Senado de EE.UU. endurece su ofensiva contra autos chinos y abre un frente con Mercedes-Benz
Imagen: infobae estados unidos
Una comisión del Senado de Estados Unidos avanzó un proyecto para endurecer el cerco a los vehículos de origen chino y a cualquier operación con vínculos considerados sensibles con ese país. Ted Cruz dijo que la iniciativa incluso podría afectar a Mercedes-Benz si supera cierto nivel de participación china.
Una comisión del Senado de Estados Unidos dio un paso más en la ofensiva bipartidista contra la influencia automotriz china, al aprobar un proyecto de ley que busca restringir la operación de vehículos y empresas vinculadas con Beijing en el mercado estadounidense. El movimiento no es menor: en un momento de tensión comercial y tecnológica entre Washington y China, el Congreso está colocando la industria automotriz en el centro de la discusión sobre seguridad nacional, dependencia industrial y competencia estratégica.

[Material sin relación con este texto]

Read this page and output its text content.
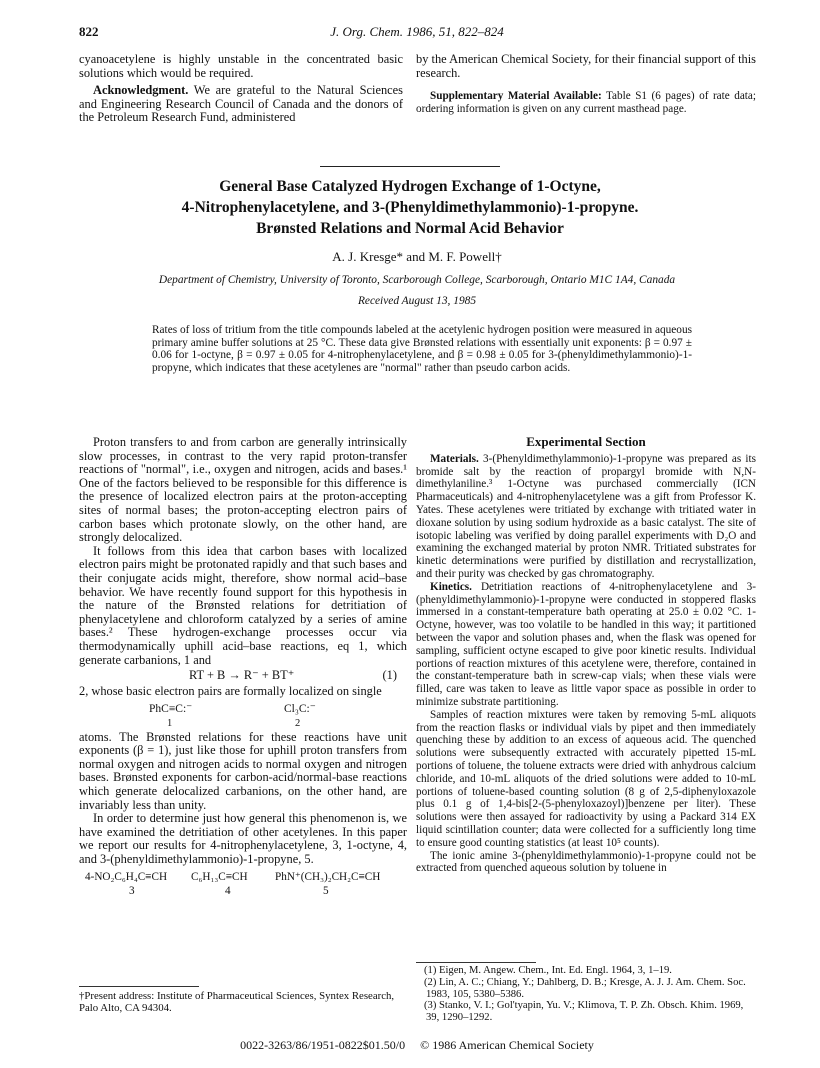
822	J. Org. Chem. 1986, 51, 822–824

cyanoacetylene is highly unstable in the concentrated basic solutions which would be required.

Acknowledgment. We are grateful to the Natural Sciences and Engineering Research Council of Canada and the donors of the Petroleum Research Fund, administered

by the American Chemical Society, for their financial support of this research.

Supplementary Material Available: Table S1 (6 pages) of rate data; ordering information is given on any current masthead page.

General Base Catalyzed Hydrogen Exchange of 1-Octyne,
4-Nitrophenylacetylene, and 3-(Phenyldimethylammonio)-1-propyne.
Brønsted Relations and Normal Acid Behavior
A. J. Kresge* and M. F. Powell†
Department of Chemistry, University of Toronto, Scarborough College, Scarborough, Ontario M1C 1A4, Canada
Received August 13, 1985
Rates of loss of tritium from the title compounds labeled at the acetylenic hydrogen position were measured in aqueous primary amine buffer solutions at 25 °C. These data give Brønsted relations with essentially unit exponents: β = 0.97 ± 0.06 for 1-octyne, β = 0.97 ± 0.05 for 4-nitrophenylacetylene, and β = 0.98 ± 0.05 for 3-(phenyldimethylammonio)-1-propyne, which indicates that these acetylenes are "normal" rather than pseudo carbon acids.

Proton transfers to and from carbon are generally intrinsically slow processes, in contrast to the very rapid proton-transfer reactions of "normal", i.e., oxygen and nitrogen, acids and bases.¹ One of the factors believed to be responsible for this difference is the presence of localized electron pairs at the proton-accepting sites of normal bases; the proton-accepting electron pairs of carbon bases which protonate slowly, on the other hand, are strongly delocalized.

It follows from this idea that carbon bases with localized electron pairs might be protonated rapidly and that such bases and their conjugate acids might, therefore, show normal acid–base behavior. We have recently found support for this hypothesis in the nature of the Brønsted relations for detritiation of phenylacetylene and chloroform catalyzed by a series of amine bases.² These hydrogen-exchange processes occur via thermodynamically uphill acid–base reactions, eq 1, which generate carbanions, 1 and

RT + B → R⁻ + BT⁺	(1)

2, whose basic electron pairs are formally localized on single

PhC≡C:⁻
1
Cl₃C:⁻
2

atoms. The Brønsted relations for these reactions have unit exponents (β = 1), just like those for uphill proton transfers from normal oxygen and nitrogen acids to normal oxygen and nitrogen bases. Brønsted exponents for carbon-acid/normal-base reactions which generate delocalized carbanions, on the other hand, are invariably less than unity.

In order to determine just how general this phenomenon is, we have examined the detritiation of other acetylenes. In this paper we report our results for 4-nitrophenylacetylene, 3, 1-octyne, 4, and 3-(phenyldimethylammonio)-1-propyne, 5.

4-NO₂C₆H₄C≡CH
3
C₆H₁₃C≡CH
4
PhN⁺(CH₃)₂CH₂C≡CH
5
†Present address: Institute of Pharmaceutical Sciences, Syntex Research, Palo Alto, CA 94304.
Experimental Section

Materials. 3-(Phenyldimethylammonio)-1-propyne was prepared as its bromide salt by the reaction of propargyl bromide with N,N-dimethylaniline.³ 1-Octyne was purchased commercially (ICN Pharmaceuticals) and 4-nitrophenylacetylene was a gift from Professor K. Yates. These acetylenes were tritiated by exchange with tritiated water in dioxane solution by using sodium hydroxide as a basic catalyst. The site of isotopic labeling was verified by doing parallel experiments with D₂O and examining the exchanged material by proton NMR. Tritiated substrates for kinetic determinations were purified by distillation and recrystallization, and their purity was checked by gas chromatography.

Kinetics. Detritiation reactions of 4-nitrophenylacetylene and 3-(phenyldimethylammonio)-1-propyne were conducted in stoppered flasks immersed in a constant-temperature bath operating at 25.0 ± 0.02 °C. 1-Octyne, however, was too volatile to be handled in this way; it partitioned between the vapor and solution phases and, when the flask was opened for sampling, sufficient octyne escaped to give poor kinetic results. Individual portions of reaction mixtures of this acetylene were, therefore, contained in the constant-temperature bath in screw-cap vials; when these vials were filled, care was taken to leave as little vapor space as possible in order to minimize substrate partitioning.

Samples of reaction mixtures were taken by removing 5-mL aliquots from the reaction flasks or individual vials by pipet and then immediately quenching these by addition to an excess of aqueous acid. The quenched solutions were subsequently extracted with accurately pipetted 15-mL portions of toluene, the toluene extracts were dried with anhydrous calcium chloride, and 10-mL aliquots of the dried solutions were added to 10-mL portions of toluene-based counting solution (8 g of 2,5-diphenyloxazole plus 0.1 g of 1,4-bis[2-(5-phenyloxazoyl)]benzene per liter). These solutions were then assayed for radioactivity by using a Packard 314 EX liquid scintillation counter; data were collected for a sufficiently long time to ensure good counting statistics (at least 10⁵ counts).

The ionic amine 3-(phenyldimethylammonio)-1-propyne could not be extracted from quenched aqueous solution by toluene in

(1) Eigen, M. Angew. Chem., Int. Ed. Engl. 1964, 3, 1–19.

(2) Lin, A. C.; Chiang, Y.; Dahlberg, D. B.; Kresge, A. J. J. Am. Chem. Soc. 1983, 105, 5380–5386.

(3) Stanko, V. I.; Gol'tyapin, Yu. V.; Klimova, T. P. Zh. Obsch. Khim. 1969, 39, 1290–1292.

0022-3263/86/1951-0822$01.50/0 © 1986 American Chemical Society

Según informó infobae estados unidos, el senador republicano Ted Cruz, que encabeza la comisión, sostuvo que la iniciativa incluye una disposición particularmente dura: impediría a Mercedes-Benz operar en Estados Unidos si más del 15% de su participación estuviera vinculada a entidades chinas. La sola referencia a una marca alemana de alcance global deja claro que el debate ya no se limita a autos fabricados en China, sino que apunta también a las cadenas de propiedad, inversión y control que cruzan fronteras y complican la distinción entre empresa extranjera y amenaza percibida por el gobierno estadounidense.
El trasfondo es político y económico a la vez. En Washington crece la preocupación por el avance de fabricantes chinos de vehículos eléctricos, la transferencia tecnológica y el acceso a datos sensibles a través de sistemas conectados, una combinación que ha llevado a legisladores de ambos partidos a respaldar medidas más agresivas. Para la Casa Blanca y el Congreso, el asunto no es solo comercial: también toca una fibra sensible en materia de ciberseguridad, infraestructura crítica y protección de la cadena de suministro. Para la industria, en cambio, el riesgo es otro: que la regulación termine mezclando seguridad con proteccionismo y amplíe la incertidumbre para fabricantes, proveedores y consumidores que ya enfrentan precios altos y una transición eléctrica costosa.
La señal que deja esta votación es clara: Estados Unidos está dispuesto a elevar el costo político de cualquier presencia china en sectores que considera estratégicos, aunque eso implique ensanchar el conflicto con empresas multinacionales que operan bajo estructuras accionarias complejas. Si la propuesta avanza, el impacto podría sentirse más allá de los concesionarios: desde decisiones de inversión hasta la disponibilidad de modelos y tecnologías en el mercado estadounidense. En la práctica, Washington está diciendo que la competencia por el auto del futuro ya no se librará solo en las pistas de innovación, sino también en el terreno de la soberanía económica.